The International Coalition? Or the Hired Guns?

According to Global Securities, the 34 countries that the Bush Administration touts as a coalition of the willing, is a bit misleading.

Of these 34 countries with troops stationed in Iraq:

25 of them have less then five hundred troops stationed there!

11 countries HAVE LESS THAN A HUNDRED!!!

Spain, one of the largest contributors, announced that they are withdrawing all their forces ASAP!!

National security adviser, Condoleezza Rice, said Sunday the United States expected other countries with troops in Iraq to reassess their position after Spain's decision.

"We know that there are others who are going to have to assess how they see the risk," Rice told ABC television. "We have 34 countries with forces on the ground. I think there are going to be some changes."

That doesn't sound very optimistic.

In a related side note, the associated press is reporting today that,

"Far more than in any other conflict in United States history, the Pentagon is relying on private security companies to perform crucial jobs once entrusted to the military. In addition to guarding innumerable reconstruction projects, private companies are being asked to provide security for the chief of the Coalition Provisional Authority, L. Paul Bremer III, and other senior officials; to escort supply convoys through hostile territory; and to defend key locations, including 15 regional authority headquarters and even the Green Zone in downtown Baghdad, the center of American power in Iraq.

With every week of insurgency in a war zone with no front, these companies are becoming more deeply enmeshed in combat, in some cases all but obliterating distinctions between professional troops and private commandos. Company executives see a clear boundary between their defensive roles as protectors and the offensive operations of the military. But more and more, they give the appearance of private, for-profit militias by several estimates, a force of roughly 20,000 on top of an American military presence of 130,000."

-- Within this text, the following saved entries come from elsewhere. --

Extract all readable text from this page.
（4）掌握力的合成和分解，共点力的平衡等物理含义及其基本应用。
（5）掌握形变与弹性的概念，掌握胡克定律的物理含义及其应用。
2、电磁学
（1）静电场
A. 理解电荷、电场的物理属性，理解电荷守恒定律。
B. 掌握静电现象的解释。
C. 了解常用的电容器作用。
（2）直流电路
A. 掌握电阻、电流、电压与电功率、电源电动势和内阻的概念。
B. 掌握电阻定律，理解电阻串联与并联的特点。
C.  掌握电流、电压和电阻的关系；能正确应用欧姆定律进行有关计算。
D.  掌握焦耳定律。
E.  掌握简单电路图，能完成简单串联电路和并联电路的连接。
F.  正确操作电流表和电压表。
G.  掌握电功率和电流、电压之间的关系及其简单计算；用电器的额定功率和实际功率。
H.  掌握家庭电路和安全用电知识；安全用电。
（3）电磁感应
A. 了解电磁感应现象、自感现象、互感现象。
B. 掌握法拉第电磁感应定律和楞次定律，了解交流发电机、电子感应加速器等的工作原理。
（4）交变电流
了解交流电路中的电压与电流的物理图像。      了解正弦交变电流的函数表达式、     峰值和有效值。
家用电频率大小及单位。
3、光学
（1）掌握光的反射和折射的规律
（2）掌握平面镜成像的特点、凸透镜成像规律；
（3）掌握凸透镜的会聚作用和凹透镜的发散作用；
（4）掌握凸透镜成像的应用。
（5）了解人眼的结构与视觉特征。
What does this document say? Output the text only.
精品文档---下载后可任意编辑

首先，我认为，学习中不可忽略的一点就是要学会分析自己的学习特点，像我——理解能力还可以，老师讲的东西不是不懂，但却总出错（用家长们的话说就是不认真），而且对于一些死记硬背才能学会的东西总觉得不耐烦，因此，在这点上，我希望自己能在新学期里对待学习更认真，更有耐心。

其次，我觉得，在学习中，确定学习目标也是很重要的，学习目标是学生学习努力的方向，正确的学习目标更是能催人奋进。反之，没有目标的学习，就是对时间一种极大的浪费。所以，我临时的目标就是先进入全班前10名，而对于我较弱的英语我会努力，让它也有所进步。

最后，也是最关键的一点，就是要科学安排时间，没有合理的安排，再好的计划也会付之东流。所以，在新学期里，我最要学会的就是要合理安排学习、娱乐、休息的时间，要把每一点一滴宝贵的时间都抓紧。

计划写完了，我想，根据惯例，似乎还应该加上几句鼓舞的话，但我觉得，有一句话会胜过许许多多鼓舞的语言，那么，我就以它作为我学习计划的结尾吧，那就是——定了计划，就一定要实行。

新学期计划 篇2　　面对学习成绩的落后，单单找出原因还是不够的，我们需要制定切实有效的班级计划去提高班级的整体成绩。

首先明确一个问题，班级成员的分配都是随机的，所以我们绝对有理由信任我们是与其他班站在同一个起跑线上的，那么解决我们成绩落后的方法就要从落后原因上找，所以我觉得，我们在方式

For anyone taking notes, 20,000 troops is about double the amount of soldiers our greatest contributor in the coalition of the willing, Great Britain, has stationed in Iraq.

So if as Rummy has contended all along, that we have sufficient troop levels in Iraq, WHY HAVE WE HIRED 20,000 mercenaries, at a cost of, "....up to 25 percent of the $18 billion budgeted for reconstruction..."

Furthermore the ap reports that this is a "huge and mostly unanticipated expense that could delay or force the cancellation of billions of dollars worth of projects to rebuild schools, water treatment plants, electric lines and oil refineries."